Were the White Stripes Actually a Bad Thing for Jack White?

Jack White brought an itchy, adventuresome attitude to the White Stripes. That made Blunderbuss particularly intriguing, since it seemed to confirm the surprising notion that his muse had never been fully explored.

It wasn’t like White completely discarded familiar sounds and textures after stepping out on his own. You heard something of his former group throughout this solo debut, and something of White’s many collaborative efforts since his partnership with ex-wife Meg White suddenly blew apart: There was a riff reminiscent of the White Stripes’ “Seven Nation Army” on the “Freedom at 21,” and “Trash Tongue Talker” strongly recalled his then-recent grease-popping R&B work with Wanda Jackson.

But, more often, Blunderbuss sounded like nothing he’d ever done before. The album was so full of musical ambition and quirky twists and thrilling chance-taking turns and startling successes that it forced White into a whole new light.



Were the White Stripes – who in retrospect now sounded startlingly direct, maybe too conservative – actually holding him back?

White didn’t simply discard his old band’s combination of nervy Delta blues and unmoored punk attitude; he roared past it. There was so much diversity, such a multiplicity of imagination and kitchen-sink don’t-give-a-shit-ism, that Blunderbuss arrived in April 2012 like a ready-made greatest-hits package: Every song was both unto itself and part of a larger journey.

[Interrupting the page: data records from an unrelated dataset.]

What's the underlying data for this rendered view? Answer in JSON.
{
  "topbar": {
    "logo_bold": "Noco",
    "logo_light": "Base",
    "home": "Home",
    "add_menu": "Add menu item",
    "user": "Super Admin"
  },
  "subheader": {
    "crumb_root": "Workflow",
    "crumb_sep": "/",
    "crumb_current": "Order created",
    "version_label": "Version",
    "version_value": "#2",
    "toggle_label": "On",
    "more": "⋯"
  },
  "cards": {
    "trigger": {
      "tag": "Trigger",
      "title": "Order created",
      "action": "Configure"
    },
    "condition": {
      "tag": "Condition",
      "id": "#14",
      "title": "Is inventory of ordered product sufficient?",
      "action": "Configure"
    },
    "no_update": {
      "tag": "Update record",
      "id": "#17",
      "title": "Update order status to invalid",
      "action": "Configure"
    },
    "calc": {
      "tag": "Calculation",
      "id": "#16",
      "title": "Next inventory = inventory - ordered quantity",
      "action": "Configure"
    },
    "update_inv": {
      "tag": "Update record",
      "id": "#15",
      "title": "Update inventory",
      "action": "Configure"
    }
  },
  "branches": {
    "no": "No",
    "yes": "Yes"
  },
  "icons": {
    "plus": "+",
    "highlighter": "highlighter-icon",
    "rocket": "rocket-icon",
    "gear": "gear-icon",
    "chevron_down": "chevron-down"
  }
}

Listen, and really hear, the lyrics to “On and On and On,” and they work first as desperate plea and then as determined valedictory: “The people around me won’t let me become what I need to,” White sings. “They want me the same. I look at myself and I want to just cover my eyes and give myself a new name.” In keeping, White aspired here to the same illuminative vistas of, say, George Harrison’s All Things Must Pass.

He was pushing hard, in the same way that Harrison did, against his own boundaries: From the country-soul solitude of “Love Interruption” to the jazz-inflected anthem “I Guess I Should Go to Sleep,” from the sumptuous psychedelia of “Hip (Eponymous) Poor Boy” to the slasher-flick guitar asides on “16 Saltines,” White simply redrew every conclusion we’d already settled on.

Maybe some simply saw Blunderbuss as a distillation – in particular those who had closely followed Jack White through his early musical iterations in the White Stripes, the Raconteurs and then the Dead Weather. There were, of course, elements inside each of them that pointed to his abiding passion for revivalist rock, and for trying things within that template.

But to my ear, none of them dared open up, to really feel around on the edges, like Blunderbuss. His dizzying aspirations here firmly pressed the accelerator toward every exciting musical offramp that’s followed.